Günlerden bir gün evde çalışırken telefonum çalmıştı. Telefonumu açtığımda karşımdaki kadın bana “Canım ablam, ben mükemmel bir erkekle evlenmeye karar verdim. Seni mutlaka düğünüme bekliyorum” demişti.
Bahse konu ettiğim kadının ikinci evliliği olacaktı. İlk evliliğinde inanılmaz kötülükler yaşamıştı. Maddi manevi erozyona uğramış bir daha hiçbir erkeğe güven(e)meyeceğini söylemişti. Benim bu denli kafamı kurcalayan düşünce bu kadar kısa sürede nasıl böyle bir kararı almış olmasıydı.
Bu durum bana unuttuğum bir anımı gözümde canlandırmaktaydı.

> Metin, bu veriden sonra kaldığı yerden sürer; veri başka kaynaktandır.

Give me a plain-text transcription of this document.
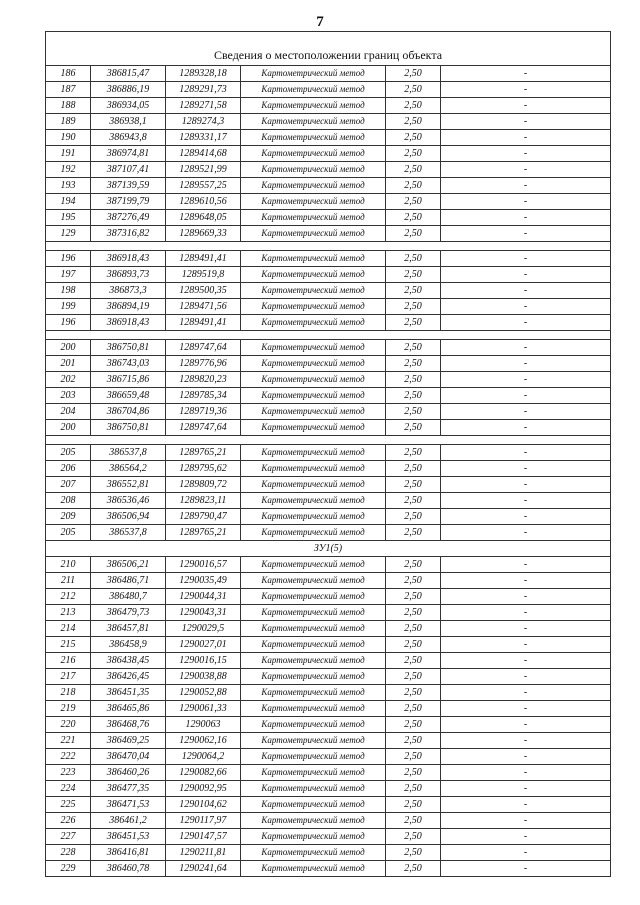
7
Сведения о местоположении границ объекта					
186	386815,47	1289328,18	Картометрический метод	2,50	-
187	386886,19	1289291,73	Картометрический метод	2,50	-
188	386934,05	1289271,58	Картометрический метод	2,50	-
189	386938,1	1289274,3	Картометрический метод	2,50	-
190	386943,8	1289331,17	Картометрический метод	2,50	-
191	386974,81	1289414,68	Картометрический метод	2,50	-
192	387107,41	1289521,99	Картометрический метод	2,50	-
193	387139,59	1289557,25	Картометрический метод	2,50	-
194	387199,79	1289610,56	Картометрический метод	2,50	-
195	387276,49	1289648,05	Картометрический метод	2,50	-
129	387316,82	1289669,33	Картометрический метод	2,50	-

196	386918,43	1289491,41	Картометрический метод	2,50	-
197	386893,73	1289519,8	Картометрический метод	2,50	-
198	386873,3	1289500,35	Картометрический метод	2,50	-
199	386894,19	1289471,56	Картометрический метод	2,50	-
196	386918,43	1289491,41	Картометрический метод	2,50	-

200	386750,81	1289747,64	Картометрический метод	2,50	-
201	386743,03	1289776,96	Картометрический метод	2,50	-
202	386715,86	1289820,23	Картометрический метод	2,50	-
203	386659,48	1289785,34	Картометрический метод	2,50	-
204	386704,86	1289719,36	Картометрический метод	2,50	-
200	386750,81	1289747,64	Картометрический метод	2,50	-

205	386537,8	1289765,21	Картометрический метод	2,50	-
206	386564,2	1289795,62	Картометрический метод	2,50	-
207	386552,81	1289809,72	Картометрический метод	2,50	-
208	386536,46	1289823,11	Картометрический метод	2,50	-
209	386506,94	1289790,47	Картометрический метод	2,50	-
205	386537,8	1289765,21	Картометрический метод	2,50	-
ЗУ1(5)					
210	386506,21	1290016,57	Картометрический метод	2,50	-
211	386486,71	1290035,49	Картометрический метод	2,50	-
212	386480,7	1290044,31	Картометрический метод	2,50	-
213	386479,73	1290043,31	Картометрический метод	2,50	-
214	386457,81	1290029,5	Картометрический метод	2,50	-
215	386458,9	1290027,01	Картометрический метод	2,50	-
216	386438,45	1290016,15	Картометрический метод	2,50	-
217	386426,45	1290038,88	Картометрический метод	2,50	-
218	386451,35	1290052,88	Картометрический метод	2,50	-
219	386465,86	1290061,33	Картометрический метод	2,50	-
220	386468,76	1290063	Картометрический метод	2,50	-
221	386469,25	1290062,16	Картометрический метод	2,50	-
222	386470,04	1290064,2	Картометрический метод	2,50	-
223	386460,26	1290082,66	Картометрический метод	2,50	-
224	386477,35	1290092,95	Картометрический метод	2,50	-
225	386471,53	1290104,62	Картометрический метод	2,50	-
226	386461,2	1290117,97	Картометрический метод	2,50	-
227	386451,53	1290147,57	Картометрический метод	2,50	-
228	386416,81	1290211,81	Картометрический метод	2,50	-
229	386460,78	1290241,64	Картометрический метод	2,50	-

1980 yılından sonra tek kanallı Tv’lerin çok kanallıya dönüşmesiyle yerli ve yabancı dizi furyası başlamıştı. Halen devam eden dizi kirliliği var.
1990 yılıydı. Oğlum okul çıkışı yarım gün annemin evinde bulunuyordu. Akşamları işyerinden daha geç saatlerde çıktığım için tek başına evde beni beklemesi çok uygun düşmüyordu.
Bir akşam kapıyı çaldığımda kapıyı oğlum ve yeğenim Can açmışlardı. Bana “sus” işareti yaparak sessizce birlikte salona geçmiştik. Annem Brezilya dizisi izliyordu. Hiperaktif yapıda olan yeğenim bile sessizliğini koruyordu. Çünkü dizi bittiğinde anneannesi onun istediği bir şeyi yerine getirecekti. O nedenle sessiz kalmayı yeğlemişti. Aslında benim açımdan inanılır gibi değildi.
Bu kez gözüm Tv ekranına kaymıştı. Annem pür dikkat dizi izliyordu. İstemediğim halde ekrandaki iki kadının konuşmalarını dinledim. Birinci kadın diğer kadına “Çok mükemmel bir erkekle tanıştım. Son derece mükemmel ilişkimiz var. Birbirimizle her konuda anlaşıyoruz” dediğinde diğer kadın mantıklı bir söylemde bulunmuştu: “Hiçbir insan mükemmel olmadığı gibi hiçbir ilişki mükemmel olmaz. Her konuda birbirinizle anlaşıyor olmanız ve duygu, düşünce, zevklerinizin örtüşmesi bana hiç mantıklı gelmedi. Karşı cinsten iki insan birbirleriyle bu denli örtüşüyorsa iki kişiden birisi rol yapıyordur. Eğer ki sen rol yapmıyorsan sevdiğin erkek rol yapıyordur.”
30 yıl öncesinden bu yana hiç izlemediğim ve de hiçbir zaman izlemeyeceğim bir Brezilya dizisinden anımsadığım diyalog buydu.
İki insan arasında “mükemmel ilişki” ol(a)mazdı. Ya taraflardan biri ya da taraflardan ikisi de rol yapıyor olabilirler, sonuçta var olduğunu iddia edenler bir gün mutlaka gerçekle yüzleşeceklerdi.
Bu sabah yine telefonum ısrarla çaldı. Telefonda titrek bir ses “Abla lütfen üzülme yalnız ben sana söylemek zorundayım. Başkasından duyacağına benden duy istedim. Biz boşandık!…”
Not: (*) İngilizce’de “Love” sözcüğü hem sevgi hem de aşk anlamında kullanılır. Aşk ve sevgi sözcüğü ayrılmaz ve bir tek sözcükle ifade edilir.